While at least 98 per cent of all imports from eligible African countries enter the US market duty-free, just recently President Barack Obama decided to expand the list by 27 other products that can be traded in the US.
Under the Generalised System of Preferences (GSP) programme, approximately 5,000 products from 122 developing countries and territories, including 43 least-developed countries, are eligible for duty-free treatment when exported to the US. Nearly 1,500 of these are reserved for duty-free treatment for only least-developed beneficiary developing countries.
Kanimba further added that facilitation and intervention from both governments and the traders are already ongoing, especially on SMEs seeking to access trade-shows.
“We recently got major US buyers who came to Rwanda to talk to the apparel industry players and negotiated how they can sell their products in the US markets, and as I am speaking now, one of these buyers has concluded a deal.
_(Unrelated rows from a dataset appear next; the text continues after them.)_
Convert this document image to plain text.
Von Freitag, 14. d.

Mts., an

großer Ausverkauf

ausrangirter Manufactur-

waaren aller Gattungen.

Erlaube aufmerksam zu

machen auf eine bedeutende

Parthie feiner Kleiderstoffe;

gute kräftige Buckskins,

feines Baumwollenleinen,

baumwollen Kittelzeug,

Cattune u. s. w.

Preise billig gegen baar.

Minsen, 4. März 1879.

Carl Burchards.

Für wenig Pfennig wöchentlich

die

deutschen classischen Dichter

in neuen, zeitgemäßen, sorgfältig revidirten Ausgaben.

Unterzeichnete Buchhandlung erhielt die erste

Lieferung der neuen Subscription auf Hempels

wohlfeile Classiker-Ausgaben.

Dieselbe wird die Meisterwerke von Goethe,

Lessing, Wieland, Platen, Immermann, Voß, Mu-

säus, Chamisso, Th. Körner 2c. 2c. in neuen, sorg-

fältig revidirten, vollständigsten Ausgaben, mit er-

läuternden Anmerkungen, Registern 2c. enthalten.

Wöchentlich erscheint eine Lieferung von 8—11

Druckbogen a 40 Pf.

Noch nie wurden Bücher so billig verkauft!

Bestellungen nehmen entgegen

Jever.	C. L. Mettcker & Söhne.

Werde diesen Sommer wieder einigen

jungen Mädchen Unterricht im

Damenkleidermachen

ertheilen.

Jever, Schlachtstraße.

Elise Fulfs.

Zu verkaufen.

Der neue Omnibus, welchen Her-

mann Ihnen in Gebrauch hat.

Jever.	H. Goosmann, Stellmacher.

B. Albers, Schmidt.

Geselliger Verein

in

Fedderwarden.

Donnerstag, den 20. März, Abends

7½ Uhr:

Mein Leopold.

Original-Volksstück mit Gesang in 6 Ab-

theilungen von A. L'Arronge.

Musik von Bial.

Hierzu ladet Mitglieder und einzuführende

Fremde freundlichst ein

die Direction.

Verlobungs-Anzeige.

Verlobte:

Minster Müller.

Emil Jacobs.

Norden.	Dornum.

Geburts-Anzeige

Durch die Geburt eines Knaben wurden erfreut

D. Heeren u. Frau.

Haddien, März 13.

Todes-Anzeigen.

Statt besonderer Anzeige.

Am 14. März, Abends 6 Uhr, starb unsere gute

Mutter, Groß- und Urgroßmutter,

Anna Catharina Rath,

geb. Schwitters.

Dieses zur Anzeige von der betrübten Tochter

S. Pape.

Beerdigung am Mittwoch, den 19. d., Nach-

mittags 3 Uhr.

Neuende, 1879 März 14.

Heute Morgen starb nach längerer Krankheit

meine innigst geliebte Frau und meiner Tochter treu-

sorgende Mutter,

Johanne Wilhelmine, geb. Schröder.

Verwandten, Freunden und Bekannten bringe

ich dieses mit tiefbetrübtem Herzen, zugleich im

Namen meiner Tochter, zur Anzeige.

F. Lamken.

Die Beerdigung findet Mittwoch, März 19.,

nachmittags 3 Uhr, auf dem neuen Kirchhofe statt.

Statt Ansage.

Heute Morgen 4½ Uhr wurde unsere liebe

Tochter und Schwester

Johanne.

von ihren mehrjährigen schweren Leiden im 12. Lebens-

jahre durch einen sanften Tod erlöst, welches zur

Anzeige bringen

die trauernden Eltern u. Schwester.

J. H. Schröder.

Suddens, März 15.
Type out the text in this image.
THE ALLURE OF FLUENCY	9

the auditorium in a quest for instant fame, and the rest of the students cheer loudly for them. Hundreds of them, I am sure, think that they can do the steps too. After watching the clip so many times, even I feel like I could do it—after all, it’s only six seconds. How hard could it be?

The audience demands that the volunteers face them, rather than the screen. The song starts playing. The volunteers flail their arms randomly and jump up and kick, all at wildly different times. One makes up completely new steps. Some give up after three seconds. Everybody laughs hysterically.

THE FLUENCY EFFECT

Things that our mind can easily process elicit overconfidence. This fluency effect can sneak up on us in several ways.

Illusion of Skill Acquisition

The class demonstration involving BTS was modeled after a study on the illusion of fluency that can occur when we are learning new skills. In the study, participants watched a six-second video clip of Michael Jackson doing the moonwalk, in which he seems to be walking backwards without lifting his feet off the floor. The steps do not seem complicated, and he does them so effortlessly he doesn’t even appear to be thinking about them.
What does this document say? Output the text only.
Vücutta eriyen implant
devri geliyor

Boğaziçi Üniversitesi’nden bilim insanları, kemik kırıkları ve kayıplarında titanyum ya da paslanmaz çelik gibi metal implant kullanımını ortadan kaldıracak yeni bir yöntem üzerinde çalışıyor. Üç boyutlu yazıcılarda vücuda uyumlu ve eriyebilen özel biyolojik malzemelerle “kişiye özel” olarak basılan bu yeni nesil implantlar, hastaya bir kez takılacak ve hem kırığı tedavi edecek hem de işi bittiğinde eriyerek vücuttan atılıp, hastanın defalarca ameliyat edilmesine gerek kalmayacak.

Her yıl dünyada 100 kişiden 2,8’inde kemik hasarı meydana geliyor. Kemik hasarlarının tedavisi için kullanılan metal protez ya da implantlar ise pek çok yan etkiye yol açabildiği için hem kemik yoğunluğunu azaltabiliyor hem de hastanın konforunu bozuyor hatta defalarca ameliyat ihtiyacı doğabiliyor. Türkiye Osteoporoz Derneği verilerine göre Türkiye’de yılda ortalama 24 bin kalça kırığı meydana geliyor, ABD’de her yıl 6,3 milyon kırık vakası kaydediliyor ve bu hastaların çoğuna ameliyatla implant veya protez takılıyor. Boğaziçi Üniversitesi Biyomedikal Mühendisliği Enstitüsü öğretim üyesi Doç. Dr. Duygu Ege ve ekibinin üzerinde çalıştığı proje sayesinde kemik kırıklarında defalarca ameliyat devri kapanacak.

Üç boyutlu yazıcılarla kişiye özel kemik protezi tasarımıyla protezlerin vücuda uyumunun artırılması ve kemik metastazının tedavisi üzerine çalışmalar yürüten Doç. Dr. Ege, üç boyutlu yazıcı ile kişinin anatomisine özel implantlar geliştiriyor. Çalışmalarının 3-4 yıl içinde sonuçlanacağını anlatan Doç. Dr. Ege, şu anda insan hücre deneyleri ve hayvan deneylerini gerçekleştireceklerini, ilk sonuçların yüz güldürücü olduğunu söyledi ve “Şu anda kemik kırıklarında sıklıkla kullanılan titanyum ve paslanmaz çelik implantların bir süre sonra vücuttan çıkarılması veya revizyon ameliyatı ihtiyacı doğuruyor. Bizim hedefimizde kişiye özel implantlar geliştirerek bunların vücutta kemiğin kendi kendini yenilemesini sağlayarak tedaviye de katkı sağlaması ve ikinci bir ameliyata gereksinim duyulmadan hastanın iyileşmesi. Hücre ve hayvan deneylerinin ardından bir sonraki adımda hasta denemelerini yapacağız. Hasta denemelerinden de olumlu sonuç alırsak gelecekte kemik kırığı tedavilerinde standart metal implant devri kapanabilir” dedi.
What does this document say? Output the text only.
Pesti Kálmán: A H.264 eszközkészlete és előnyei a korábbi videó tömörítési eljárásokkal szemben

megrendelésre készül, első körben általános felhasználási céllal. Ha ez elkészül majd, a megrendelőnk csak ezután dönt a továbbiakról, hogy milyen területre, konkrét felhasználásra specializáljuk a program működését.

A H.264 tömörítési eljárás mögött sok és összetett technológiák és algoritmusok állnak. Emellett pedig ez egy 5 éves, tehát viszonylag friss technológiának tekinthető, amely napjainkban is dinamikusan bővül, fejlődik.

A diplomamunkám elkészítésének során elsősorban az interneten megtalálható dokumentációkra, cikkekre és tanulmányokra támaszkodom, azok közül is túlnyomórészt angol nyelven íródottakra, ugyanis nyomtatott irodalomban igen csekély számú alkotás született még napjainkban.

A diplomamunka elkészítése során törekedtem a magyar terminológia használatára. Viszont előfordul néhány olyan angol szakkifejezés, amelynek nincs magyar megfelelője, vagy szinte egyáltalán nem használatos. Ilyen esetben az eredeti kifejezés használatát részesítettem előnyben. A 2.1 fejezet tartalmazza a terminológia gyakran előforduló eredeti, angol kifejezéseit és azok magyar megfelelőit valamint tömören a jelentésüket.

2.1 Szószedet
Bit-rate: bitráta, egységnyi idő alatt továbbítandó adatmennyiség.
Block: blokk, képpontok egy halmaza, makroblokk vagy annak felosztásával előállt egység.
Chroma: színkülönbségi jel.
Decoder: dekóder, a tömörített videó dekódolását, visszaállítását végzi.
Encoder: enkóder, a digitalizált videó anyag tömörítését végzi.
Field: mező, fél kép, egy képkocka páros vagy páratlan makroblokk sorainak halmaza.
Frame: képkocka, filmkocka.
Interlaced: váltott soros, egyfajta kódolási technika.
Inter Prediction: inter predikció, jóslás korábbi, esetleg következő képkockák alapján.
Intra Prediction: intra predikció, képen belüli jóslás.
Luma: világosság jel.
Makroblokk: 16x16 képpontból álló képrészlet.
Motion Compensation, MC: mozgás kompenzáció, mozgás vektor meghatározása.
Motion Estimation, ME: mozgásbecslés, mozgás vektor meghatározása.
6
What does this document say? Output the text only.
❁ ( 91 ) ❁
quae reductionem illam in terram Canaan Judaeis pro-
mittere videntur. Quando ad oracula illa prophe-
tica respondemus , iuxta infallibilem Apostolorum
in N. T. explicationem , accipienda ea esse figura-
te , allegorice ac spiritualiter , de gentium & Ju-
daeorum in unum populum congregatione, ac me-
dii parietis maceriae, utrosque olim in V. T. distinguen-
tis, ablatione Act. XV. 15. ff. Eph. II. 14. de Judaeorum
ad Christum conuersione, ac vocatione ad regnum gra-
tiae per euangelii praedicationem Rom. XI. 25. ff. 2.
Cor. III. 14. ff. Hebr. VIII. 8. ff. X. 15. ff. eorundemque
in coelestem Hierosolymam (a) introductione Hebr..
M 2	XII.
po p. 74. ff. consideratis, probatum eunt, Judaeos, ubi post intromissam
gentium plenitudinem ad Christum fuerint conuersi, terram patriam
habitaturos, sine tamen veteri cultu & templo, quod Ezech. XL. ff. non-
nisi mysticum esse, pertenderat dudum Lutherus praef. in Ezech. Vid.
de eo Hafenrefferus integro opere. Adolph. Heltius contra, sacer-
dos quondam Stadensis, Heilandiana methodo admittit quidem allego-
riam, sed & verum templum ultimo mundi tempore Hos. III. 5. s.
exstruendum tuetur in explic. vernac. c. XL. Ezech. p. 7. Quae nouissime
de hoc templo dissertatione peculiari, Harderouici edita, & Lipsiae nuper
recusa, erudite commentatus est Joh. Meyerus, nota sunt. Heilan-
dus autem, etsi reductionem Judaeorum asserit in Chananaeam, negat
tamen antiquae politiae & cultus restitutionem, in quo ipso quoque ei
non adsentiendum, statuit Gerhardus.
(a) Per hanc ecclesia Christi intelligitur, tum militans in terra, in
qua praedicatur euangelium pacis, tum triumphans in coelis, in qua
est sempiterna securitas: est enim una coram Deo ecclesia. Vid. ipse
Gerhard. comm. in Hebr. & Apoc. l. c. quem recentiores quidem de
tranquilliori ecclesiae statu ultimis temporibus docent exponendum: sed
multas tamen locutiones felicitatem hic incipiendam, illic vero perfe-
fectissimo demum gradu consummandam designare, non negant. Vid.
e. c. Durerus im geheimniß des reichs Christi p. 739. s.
Now the player is in process to see how he can feed that market,” he added.
According to ambassador Barks-Ruggles, much as there is need to harmonise a number of systems to allow smooth trade between the two countries, transportation of goods remains another challenge and needs collective effort to address.
“Transport is a global industry; it’s not a US industry or African industry or any one country’s industry. It is a real challenge to get the transport cost down when you are in a landlocked country.
“The cheapest form of transport is shipping containers and if you don’t have an ocean on your border it makes it more expensive. Thus figuring out ways to bring down the price of transport is very important,” she said.
The envoy further stated that the US government had been pushing for the EAC to create free trade areas and focusing on bringing down non-tariff barriers, and the time spent at the borders to get harmonised customs papers.
Barks-Ruggles also said the US was also trying to ease visa acquisition for AGOA traders as effectively as possible.
In 2013, the AGOA exports share was calculated at 5.8 per cent of the total exports translating to Rwf18bn (about $25 million).
By late 2015, the exports had risen to $46.8 million (Rwf37 billion) mainly through commodities like tea, coffee, spices and vegetables.